Specific-share identification, the second way to calculate cost basis, is for meticulous investors only. If you've kept careful records of when you bought stock or fund shares and how much you paid for them, you can ask a mutual fund or broker to sell specific shares. Normally, these shares would be the ones you paid the most for, since they would generate the smallest taxable gains.

But there's a catch. Gains are taxed at different rates depending on how long you've held the shares. Profits made on shares you've held for a year or less are taxed at rates significantly higher than those levied on shares held longer than a year. So consider the matter carefully before deciding to hawk expensive newer shares.

Single-Category Averaging

Another method for mutual fund investors is single-category averaging. Divide the total cost you paid for your shares by the total number of shares you own and voila, you have your average-cost basis for each share. Single-category averaging is quite popular with investors because it doesn't take much energy to calculate.

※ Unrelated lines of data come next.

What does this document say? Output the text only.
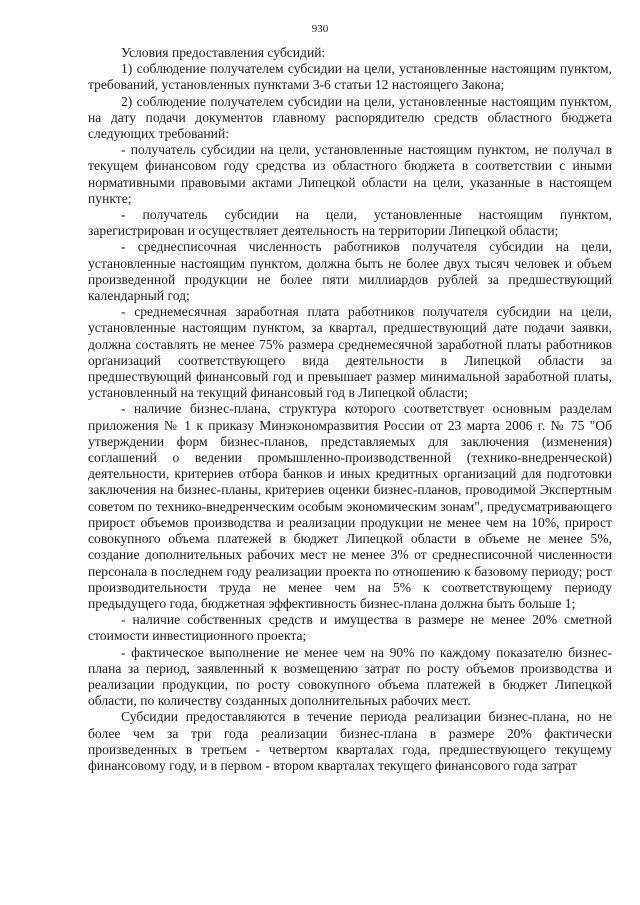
930

Условия предоставления субсидий:

1) соблюдение получателем субсидии на цели, установленные настоящим пунктом, требований, установленных пунктами 3-6 статьи 12 настоящего Закона;

2) соблюдение получателем субсидии на цели, установленные настоящим пунктом, на дату подачи документов главному распорядителю средств областного бюджета следующих требований:

- получатель субсидии на цели, установленные настоящим пунктом, не получал в текущем финансовом году средства из областного бюджета в соответствии с иными нормативными правовыми актами Липецкой области на цели, указанные в настоящем пункте;

- получатель субсидии на цели, установленные настоящим пунктом, зарегистрирован и осуществляет деятельность на территории Липецкой области;

- среднесписочная численность работников получателя субсидии на цели, установленные настоящим пунктом, должна быть не более двух тысяч человек и объем произведенной продукции не более пяти миллиардов рублей за предшествующий календарный год;

- среднемесячная заработная плата работников получателя субсидии на цели, установленные настоящим пунктом, за квартал, предшествующий дате подачи заявки, должна составлять не менее 75% размера среднемесячной заработной платы работников организаций соответствующего вида деятельности в Липецкой области за предшествующий финансовый год и превышает размер минимальной заработной платы, установленный на текущий финансовый год в Липецкой области;

- наличие бизнес-плана, структура которого соответствует основным разделам приложения № 1 к приказу Минэкономразвития России от 23 марта 2006 г. № 75 "Об утверждении форм бизнес-планов, представляемых для заключения (изменения) соглашений о ведении промышленно-производственной (технико-внедренческой) деятельности, критериев отбора банков и иных кредитных организаций для подготовки заключения на бизнес-планы, критериев оценки бизнес-планов, проводимой Экспертным советом по технико-внедренческим особым экономическим зонам", предусматривающего прирост объемов производства и реализации продукции не менее чем на 10%, прирост совокупного объема платежей в бюджет Липецкой области в объеме не менее 5%, создание дополнительных рабочих мест не менее 3% от среднесписочной численности персонала в последнем году реализации проекта по отношению к базовому периоду; рост производительности труда не менее чем на 5% к соответствующему периоду предыдущего года, бюджетная эффективность бизнес-плана должна быть больше 1;

- наличие собственных средств и имущества в размере не менее 20% сметной стоимости инвестиционного проекта;

- фактическое выполнение не менее чем на 90% по каждому показателю бизнес-плана за период, заявленный к возмещению затрат по росту объемов производства и реализации продукции, по росту совокупного объема платежей в бюджет Липецкой области, по количеству созданных дополнительных рабочих мест.

Субсидии предоставляются в течение периода реализации бизнес-плана, но не более чем за три года реализации бизнес-плана в размере 20% фактически произведенных в третьем - четвертом кварталах года, предшествующего текущему финансовому году, и в первом - втором кварталах текущего финансового года затрат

But once you begin using it to compute cost basis, the IRS prohibits switching to another method without prior approval.

Double-Category Averaging

Finally, there's double-category averaging. Mutual fund shares are divided into short-term and long-term gains and are then averaged for cost basis. Of course, different tax rates apply to each category, and you must tell your mutual fund in writing how many shares from each category you want to sell. Definitely not a process for the faint of heart.

What's the Difference?

Which method works best varies from situation to situation.

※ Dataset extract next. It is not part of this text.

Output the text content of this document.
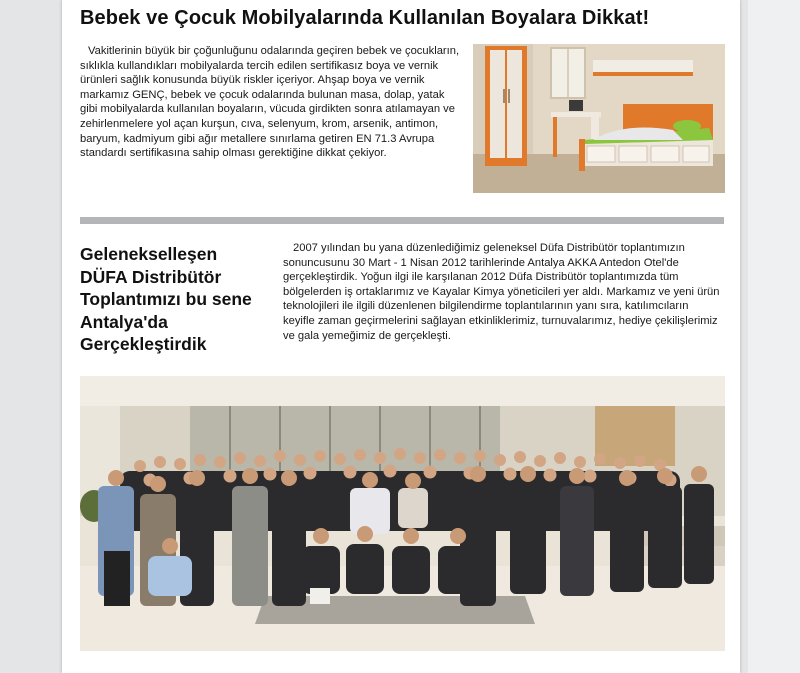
Bebek ve Çocuk Mobilyalarında Kullanılan Boyalara Dikkat!

Vakitlerinin büyük bir çoğunluğunu odalarında geçiren bebek ve çocukların, sıklıkla kullandıkları mobilyalarda tercih edilen sertifikasız boya ve vernik ürünleri sağlık konusunda büyük riskler içeriyor. Ahşap boya ve vernik markamız GENÇ, bebek ve çocuk odalarında bulunan masa, dolap, yatak gibi mobilyalarda kullanılan boyaların, vücuda girdikten sonra atılamayan ve zehirlenmelere yol açan kurşun, cıva, selenyum, krom, arsenik, antimon, baryum, kadmiyum gibi ağır metallere sınırlama getiren EN 71.3 Avrupa standardı sertifikasına sahip olması gerektiğine dikkat çekiyor.

Gelenekselleşen DÜFA Distribütör Toplantımızı bu sene Antalya'da Gerçekleştirdik

2007 yılından bu yana düzenlediğimiz geleneksel Düfa Distribütör toplantımızın sonuncusunu 30 Mart - 1 Nisan 2012 tarihlerinde Antalya AKKA Antedon Otel'de gerçekleştirdik. Yoğun ilgi ile karşılanan 2012 Düfa Distribütör toplantımızda tüm bölgelerden iş ortaklarımız ve Kayalar Kimya yöneticileri yer aldı. Markamız ve yeni ürün teknolojileri ile ilgili düzenlenen bilgilendirme toplantılarının yanı sıra, katılımcıların keyifle zaman geçirmelerini sağlayan etkinliklerimiz, turnuvalarımız, hediye çekilişlerimiz ve gala yemeğimiz de gerçekleşti.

Let's take an example. Robert bought 25 shares of the no-load Raging Bull Fund at $9 apiece in 1998. He purchased another 50 shares at $10 apiece in 2000, and 25 shares at $11 each in 2002. In early 2003, he decided to sell 30 of his 100 shares at $12 apiece, for a total sale of $360. Assuming all his gains are long term, which method for calculating cost basis should he use, and what will his taxable gains be?

If Robert uses FIFO, he'd sell his oldest shares first. The calculation:

(25 x $9) + (5 x $10) = $275 cost basis

His taxable gains would be his total sale minus his cost basis, or:

$360 - $275 = $85

If Robert chooses the specific-share identification method, he'd sell his most expensive shares first.

(25 x $11) + (5 x $10) = $325 cost basis

His taxable gains would be:

$360 - $325 = $35

If Robert goes the single-category averaging route, he'd divide the total cost of shares by the total number of shares owned to get his average share price. He'd then multiple by number of shares sold for total cost basis.

(25 x $9) + (50 x $10) + (25 x $11)

x 30 = $300

100

His taxable gains would be:

$360 - $300 = $60

Robert can't use the double-category averaging method, because all his gains are long term.

Robert minimizes his taxable gains by using the specific-shares method: His taxable gains are just $35 versus $85 under FIFO and $60 using the single-category averaging method. With a little effort and a calculator, you can reduce Uncle Sam's take, too.

Quiz 507
There is only one correct answer to each question.

1 What is cost basis?
a. The amount you pay the IRS when you sell shares.
b. The price you paid for a security, including commissions and other expenses.
c. Your fund's annual costs.
2 To determine your profit or loss in a fund:
a. Subtract the cost basis from the current selling price.
b. Subtract the current selling price from the cost basis.
c. Add together the cost basis and the current selling price.
3 Which method for calculating cost basis is best?
a. FIFO.
b. Specific shares.
c. It depends on the situation.
4 In the single-category averaging method:
a. You sell the first shares you bought.
b. You divide the total cost you paid for your shares by the total number of shares you own and get an average cost basis for each share.
c. You ask the fund to sell shares you paid the most for but have held for at least one year.
5 The double-category averaging method for caculating cost basis is only applicable if:
a. You have both short- and long-term gains.
b. You made a lump-sum investment and haven't added to it since.
c. You want to sell your entire position in the fund.